Nadia Urbinati: “Giorgia, è la prova che il potere rende vero il falso e falso il vero – con la complicità della stampa”

per Gian Franco Ferraris
Autore originale del testo: Nadia Urbinati
Fonte: Striscia Rossa

La conferenza stampa di inizio anno che la Presidente del consiglio ha tenuto il 4 gennaio, ha mostrato ancora una volta l’analfabetismo costituzionale di Giorgia Meloni, condito da una endogena incapacità a dialogare e da una altrettanto endogena disposizione ad asserire, senza portare neppure uno straccio di evidenza – lei è la prova che basta, a quanto pare. Ovvero chi ha potere rende vero il falso e falso il vero. Meloni ha sciorinato una serie di non verità e gratuite affermazioni con una stampa timida e che ha deciso di non incalzare — stampa non “cane da guardia delle istituzioni e delle nostre libertà”, ma cane da salotto del Presidente del consiglio. La quale è andata spedita a dire cose imprecise e non vere. Pochi esempi: a) “una legge di bilancio approvata in tempi record” e ai giornalisti interdetti ma silenti ha precisato “in consiglio dei ministri” (ovviamente il Parlamento per lei è una camera di assenso; b) “la crescita stimata è superiore alla media europea” – falso: la stima del Pil per il 2024 è dello 0,9% per l’Italia, contro l’1.3% e l’1,2% dell’area Euro; c) “siamo stati i primi a fare la mappatura delle coste” per le concessioni; ma non è vero, perché dal 1993 esiste il sistema informatico del demanio (sid) portale del mare; e infine, d) la castronatura micidiale: la riforma della Costituzione da noi voluta non riduce i poteri del Presidente della repubblica – Meloni sembra ignorare che la nostra Costituzione (sulla quale ha giurato) non ammette nessuna carica monocratica eletta direttamente dal popolo, che elegge i membri del Parlamento, per cui se passasse questa sua riforma la sovranità volerebbe a Palazzo Chigi con il Parlamento come bastone di sostegno.

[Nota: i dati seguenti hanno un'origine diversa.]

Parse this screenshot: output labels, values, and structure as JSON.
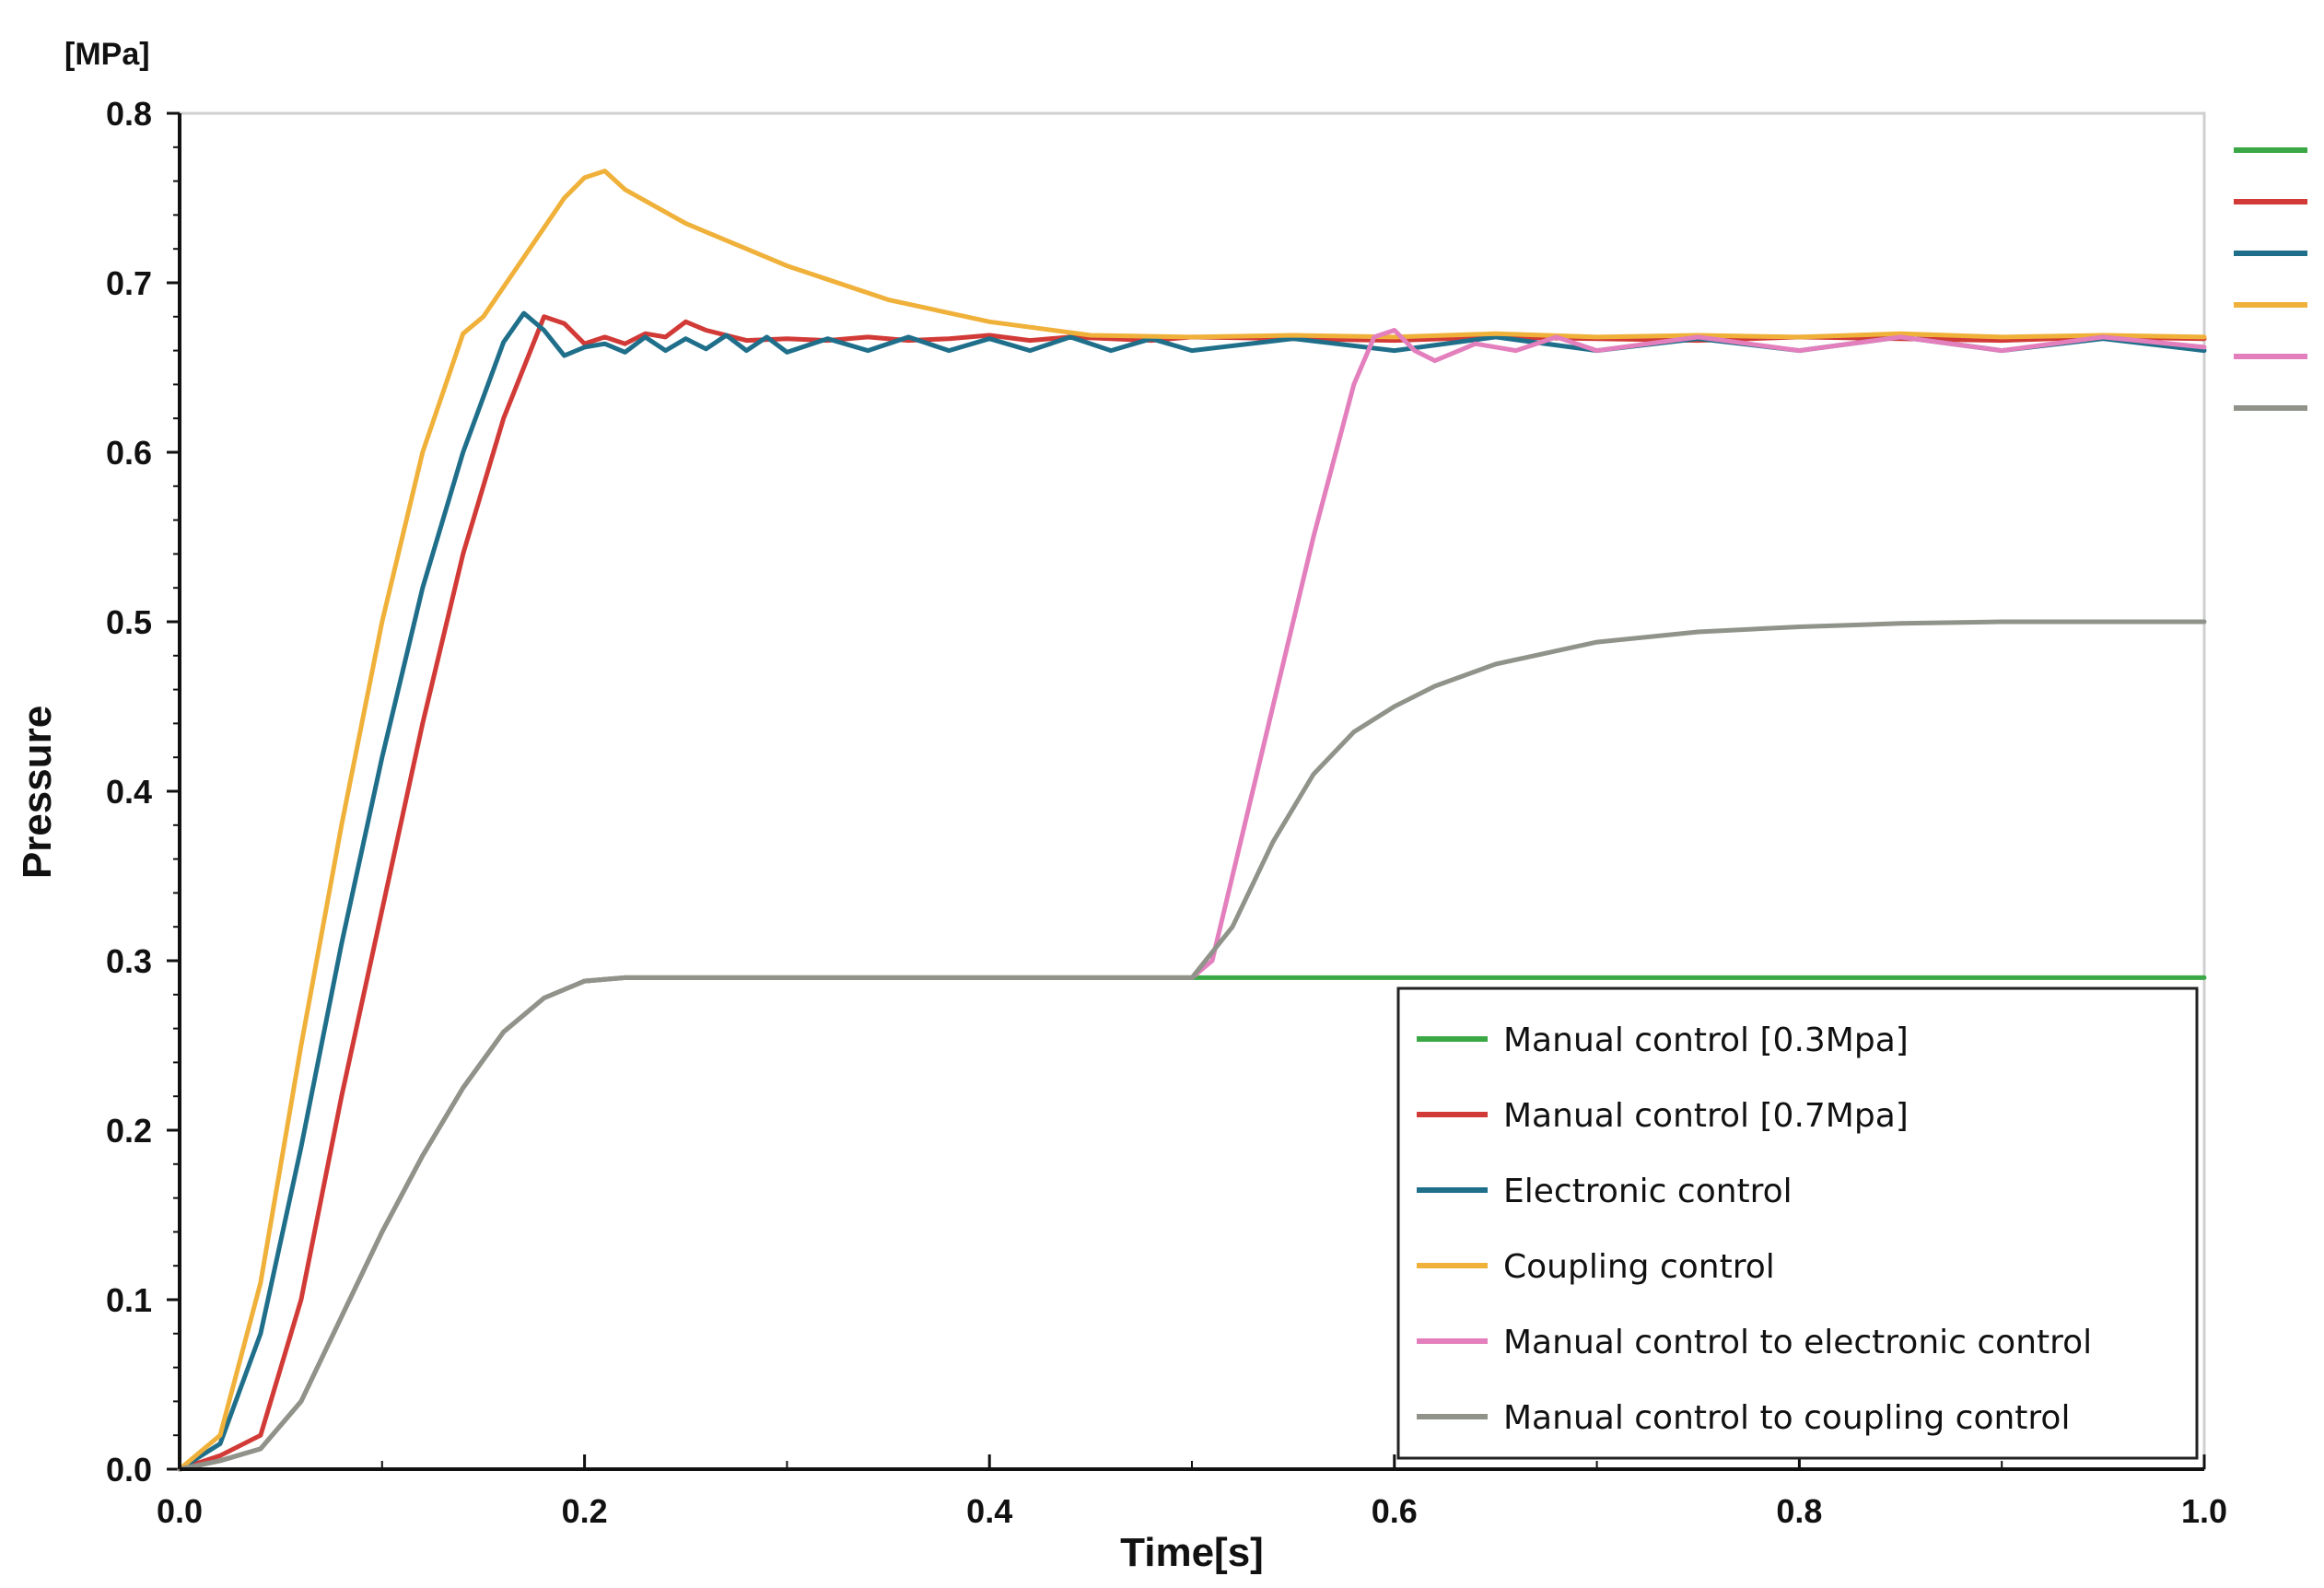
{
  "chart_data": {
    "type": "line",
    "unit_label": "[MPa]",
    "xlabel": "Time[s]",
    "ylabel": "Pressure",
    "xlim": [
      0.0,
      1.0
    ],
    "ylim": [
      0.0,
      0.8
    ],
    "x_ticks": [
      0.0,
      0.2,
      0.4,
      0.6,
      0.8,
      1.0
    ],
    "x_tick_labels": [
      "0.0",
      "0.2",
      "0.4",
      "0.6",
      "0.8",
      "1.0"
    ],
    "y_ticks": [
      0.0,
      0.1,
      0.2,
      0.3,
      0.4,
      0.5,
      0.6,
      0.7,
      0.8
    ],
    "y_tick_labels": [
      "0.0",
      "0.1",
      "0.2",
      "0.3",
      "0.4",
      "0.5",
      "0.6",
      "0.7",
      "0.8"
    ],
    "legend_position": "bottom-right",
    "series": [
      {
        "name": "Manual control [0.3Mpa]",
        "color": "#3aa845",
        "x": [
          0.0,
          0.02,
          0.04,
          0.06,
          0.08,
          0.1,
          0.12,
          0.14,
          0.16,
          0.18,
          0.2,
          0.22,
          0.3,
          0.4,
          0.5,
          0.6,
          0.7,
          0.8,
          0.9,
          1.0
        ],
        "y": [
          0.0,
          0.005,
          0.012,
          0.04,
          0.09,
          0.14,
          0.185,
          0.225,
          0.258,
          0.278,
          0.288,
          0.29,
          0.29,
          0.29,
          0.29,
          0.29,
          0.29,
          0.29,
          0.29,
          0.29
        ]
      },
      {
        "name": "Manual control [0.7Mpa]",
        "color": "#d13a36",
        "x": [
          0.0,
          0.02,
          0.04,
          0.06,
          0.08,
          0.1,
          0.12,
          0.14,
          0.16,
          0.18,
          0.19,
          0.2,
          0.21,
          0.22,
          0.23,
          0.24,
          0.25,
          0.26,
          0.28,
          0.3,
          0.32,
          0.34,
          0.36,
          0.38,
          0.4,
          0.42,
          0.44,
          0.46,
          0.48,
          0.5,
          0.55,
          0.6,
          0.65,
          0.7,
          0.75,
          0.8,
          0.85,
          0.9,
          0.95,
          1.0
        ],
        "y": [
          0.0,
          0.008,
          0.02,
          0.1,
          0.22,
          0.33,
          0.44,
          0.54,
          0.62,
          0.68,
          0.676,
          0.664,
          0.668,
          0.664,
          0.67,
          0.668,
          0.677,
          0.672,
          0.666,
          0.667,
          0.666,
          0.668,
          0.666,
          0.667,
          0.669,
          0.666,
          0.668,
          0.667,
          0.666,
          0.668,
          0.667,
          0.666,
          0.668,
          0.667,
          0.666,
          0.668,
          0.667,
          0.666,
          0.668,
          0.667
        ]
      },
      {
        "name": "Electronic control",
        "color": "#1f6f8b",
        "x": [
          0.0,
          0.02,
          0.04,
          0.06,
          0.08,
          0.1,
          0.12,
          0.14,
          0.16,
          0.17,
          0.18,
          0.19,
          0.2,
          0.21,
          0.22,
          0.23,
          0.24,
          0.25,
          0.26,
          0.27,
          0.28,
          0.29,
          0.3,
          0.32,
          0.34,
          0.36,
          0.38,
          0.4,
          0.42,
          0.44,
          0.46,
          0.48,
          0.5,
          0.55,
          0.6,
          0.65,
          0.7,
          0.75,
          0.8,
          0.85,
          0.9,
          0.95,
          1.0
        ],
        "y": [
          0.0,
          0.015,
          0.08,
          0.19,
          0.31,
          0.42,
          0.52,
          0.6,
          0.665,
          0.682,
          0.672,
          0.657,
          0.662,
          0.664,
          0.659,
          0.668,
          0.66,
          0.667,
          0.661,
          0.669,
          0.66,
          0.668,
          0.659,
          0.667,
          0.66,
          0.668,
          0.66,
          0.667,
          0.66,
          0.668,
          0.66,
          0.667,
          0.66,
          0.667,
          0.66,
          0.668,
          0.66,
          0.667,
          0.66,
          0.668,
          0.66,
          0.667,
          0.66
        ]
      },
      {
        "name": "Coupling control",
        "color": "#f0b13a",
        "x": [
          0.0,
          0.02,
          0.04,
          0.06,
          0.08,
          0.1,
          0.12,
          0.14,
          0.15,
          0.17,
          0.19,
          0.2,
          0.21,
          0.22,
          0.25,
          0.3,
          0.35,
          0.4,
          0.45,
          0.5,
          0.55,
          0.6,
          0.65,
          0.7,
          0.75,
          0.8,
          0.85,
          0.9,
          0.95,
          1.0
        ],
        "y": [
          0.0,
          0.02,
          0.11,
          0.25,
          0.38,
          0.5,
          0.6,
          0.67,
          0.68,
          0.715,
          0.75,
          0.762,
          0.766,
          0.755,
          0.735,
          0.71,
          0.69,
          0.677,
          0.669,
          0.668,
          0.669,
          0.668,
          0.67,
          0.668,
          0.669,
          0.668,
          0.67,
          0.668,
          0.669,
          0.668
        ]
      },
      {
        "name": "Manual control to electronic control",
        "color": "#e37fbc",
        "x": [
          0.0,
          0.02,
          0.04,
          0.06,
          0.08,
          0.1,
          0.12,
          0.14,
          0.16,
          0.18,
          0.2,
          0.22,
          0.3,
          0.4,
          0.5,
          0.51,
          0.52,
          0.54,
          0.56,
          0.58,
          0.59,
          0.6,
          0.61,
          0.62,
          0.64,
          0.66,
          0.68,
          0.7,
          0.75,
          0.8,
          0.85,
          0.9,
          0.95,
          1.0
        ],
        "y": [
          0.0,
          0.005,
          0.012,
          0.04,
          0.09,
          0.14,
          0.185,
          0.225,
          0.258,
          0.278,
          0.288,
          0.29,
          0.29,
          0.29,
          0.29,
          0.3,
          0.35,
          0.45,
          0.55,
          0.64,
          0.668,
          0.672,
          0.66,
          0.654,
          0.664,
          0.66,
          0.668,
          0.66,
          0.668,
          0.66,
          0.668,
          0.66,
          0.668,
          0.662
        ]
      },
      {
        "name": "Manual control to coupling control",
        "color": "#8f9389",
        "x": [
          0.0,
          0.02,
          0.04,
          0.06,
          0.08,
          0.1,
          0.12,
          0.14,
          0.16,
          0.18,
          0.2,
          0.22,
          0.3,
          0.4,
          0.5,
          0.52,
          0.54,
          0.56,
          0.58,
          0.6,
          0.62,
          0.65,
          0.7,
          0.75,
          0.8,
          0.85,
          0.9,
          0.95,
          1.0
        ],
        "y": [
          0.0,
          0.005,
          0.012,
          0.04,
          0.09,
          0.14,
          0.185,
          0.225,
          0.258,
          0.278,
          0.288,
          0.29,
          0.29,
          0.29,
          0.29,
          0.32,
          0.37,
          0.41,
          0.435,
          0.45,
          0.462,
          0.475,
          0.488,
          0.494,
          0.497,
          0.499,
          0.5,
          0.5,
          0.5
        ]
      }
    ]
  }
}
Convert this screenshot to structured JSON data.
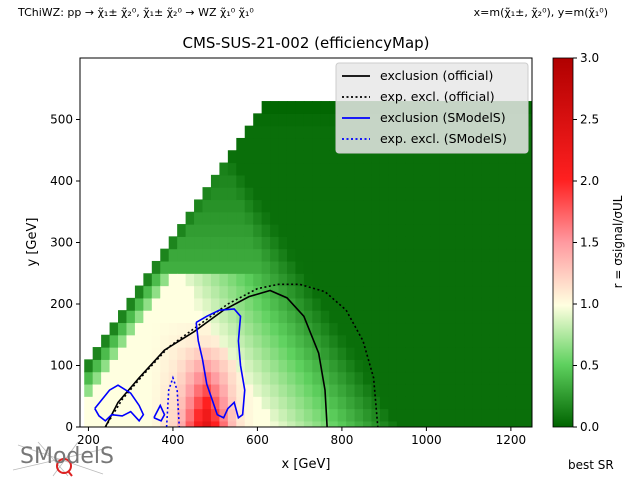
{
  "header": {
    "left": "TChiWZ: pp → χ̃₁± χ̃₂⁰, χ̃₁± χ̃₂⁰ → WZ χ̃₁⁰ χ̃₁⁰",
    "right": "x=m(χ̃₁±, χ̃₂⁰), y=m(χ̃₁⁰)"
  },
  "footer": {
    "best_sr": "best SR",
    "logo": "SModelS"
  },
  "colors": {
    "green": "#006400",
    "white": "#ffffe0",
    "red": "#c00000",
    "official": "#000000",
    "smodels": "#0000ff"
  },
  "chart_data": {
    "type": "heatmap",
    "title": "CMS-SUS-21-002 (efficiencyMap)",
    "xlabel": "x [GeV]",
    "ylabel": "y [GeV]",
    "xlim": [
      180,
      1250
    ],
    "ylim": [
      0,
      600
    ],
    "xticks": [
      "200",
      "400",
      "600",
      "800",
      "1000",
      "1200"
    ],
    "yticks": [
      "0",
      "100",
      "200",
      "300",
      "400",
      "500"
    ],
    "colorbar": {
      "label": "r = σsignal/σUL",
      "range": [
        0,
        3
      ],
      "ticks": [
        "0.0",
        "0.5",
        "1.0",
        "1.5",
        "2.0",
        "2.5",
        "3.0"
      ]
    },
    "legend": {
      "position": "top-right",
      "entries": [
        {
          "label": "exclusion (official)",
          "color": "#000000",
          "style": "solid"
        },
        {
          "label": "exp. excl. (official)",
          "color": "#000000",
          "style": "dotted"
        },
        {
          "label": "exclusion (SModelS)",
          "color": "#0000ff",
          "style": "solid"
        },
        {
          "label": "exp. excl. (SModelS)",
          "color": "#0000ff",
          "style": "dotted"
        }
      ]
    },
    "curves": {
      "exclusion_official": [
        [
          240,
          0
        ],
        [
          270,
          40
        ],
        [
          320,
          80
        ],
        [
          380,
          125
        ],
        [
          450,
          155
        ],
        [
          520,
          190
        ],
        [
          580,
          212
        ],
        [
          630,
          222
        ],
        [
          670,
          210
        ],
        [
          710,
          180
        ],
        [
          745,
          120
        ],
        [
          760,
          60
        ],
        [
          765,
          0
        ]
      ],
      "expected_official": [
        [
          240,
          0
        ],
        [
          280,
          45
        ],
        [
          330,
          85
        ],
        [
          390,
          130
        ],
        [
          460,
          165
        ],
        [
          530,
          200
        ],
        [
          600,
          225
        ],
        [
          650,
          232
        ],
        [
          700,
          232
        ],
        [
          760,
          220
        ],
        [
          810,
          190
        ],
        [
          850,
          140
        ],
        [
          875,
          80
        ],
        [
          885,
          0
        ]
      ],
      "exclusion_smodels": [
        [
          [
            215,
            30
          ],
          [
            250,
            60
          ],
          [
            270,
            68
          ],
          [
            300,
            55
          ],
          [
            320,
            35
          ],
          [
            330,
            20
          ],
          [
            320,
            10
          ],
          [
            300,
            25
          ],
          [
            280,
            18
          ],
          [
            255,
            20
          ],
          [
            240,
            10
          ],
          [
            225,
            18
          ],
          [
            215,
            30
          ]
        ],
        [
          [
            455,
            170
          ],
          [
            480,
            180
          ],
          [
            510,
            190
          ],
          [
            545,
            192
          ],
          [
            560,
            180
          ],
          [
            555,
            140
          ],
          [
            560,
            100
          ],
          [
            570,
            60
          ],
          [
            565,
            20
          ],
          [
            555,
            15
          ],
          [
            545,
            40
          ],
          [
            530,
            30
          ],
          [
            520,
            15
          ],
          [
            505,
            20
          ],
          [
            495,
            40
          ],
          [
            480,
            70
          ],
          [
            470,
            110
          ],
          [
            460,
            140
          ],
          [
            455,
            170
          ]
        ],
        [
          [
            355,
            15
          ],
          [
            370,
            35
          ],
          [
            380,
            20
          ],
          [
            372,
            10
          ],
          [
            355,
            15
          ]
        ]
      ],
      "expected_smodels": [
        [
          385,
          0
        ],
        [
          390,
          60
        ],
        [
          400,
          80
        ],
        [
          410,
          60
        ],
        [
          415,
          0
        ]
      ]
    },
    "description_note": ""
  }
}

Alla fine di queste gratuite affermazioni ha messo in campo i suoi soliti due paradigmi faziosi; prima di tutto, la patetica ma a quanto pare amata teoria del complotto: ci sono forze del male che tramano contro di noi, come nei romanzi di fantasia dal quale prende il nome la festa di Atreju – l’eroica lotta delle forze della luce contro quelle delle tenebre! Il secondo paradigma della faziosità chiude il discorso: lo Stato è nostro e ci facciamo quel che vogliamo. Meloni usa la politica come una clava – per colpire (finora con le parole soltanto) chi le si oppone; l’opposizione è un incidente di percorso che con la riforma preconizzata diventerà, finalmente, come la carta da parati, inutile. Ma fino a quando c’è va attaccata frontalmente. E allora ecco qui la ciliegina: “la sinistra” ha difeso Chiara Ferragni pur di darmi torto, ha detto Meloni, quasi che, ha aggiunto, l’influencer sia un Che Guevara! Ora, onorevole Presidente del consiglio, lei dovrebbe sapere che chi opera nelle istituzioni non dovrebbe mai attaccare i nemici con nome e cognome. Questo faceva Mussolini quando da capo del governo attaccava i suoi critici con nome e cognome (e sappiamo con quali conseguenze). Il governo della legge è sconosciuto alla Presidente del consiglio che si barrica sempre dietro il paragone “noi” contro “loro”, come se fosse in permanente campagna elettorale, come se la politica fosse, appunto, una clava. Difendere Ferragni o Roberto Saviano (a Atreju ha menzionato entrambi come avversari suoi) significa difendere il governo della legge onorevole Meloni – nel governo della legge, chi ha potere non ha “nemici” tra gli individuali cittadini (e si guarda bene dal nominarli!). Al massimo ha avversari politici, che con la sua maggioranza, condividono le istituzioni e contribuiscono al governo del Paese. Giorgia Meloni (e la sua parte) non ha il senso dello Stato mentre usa lo Stato a piene mani contro i nemici (nominandoli, offendendoli, escludendoli) e a favore di amici e parenti. Non senso dello Stato, ma senso della sua parte, come sapevano per esperienza diretta i costituenti che per questo scrissero una Costituzione antifascista.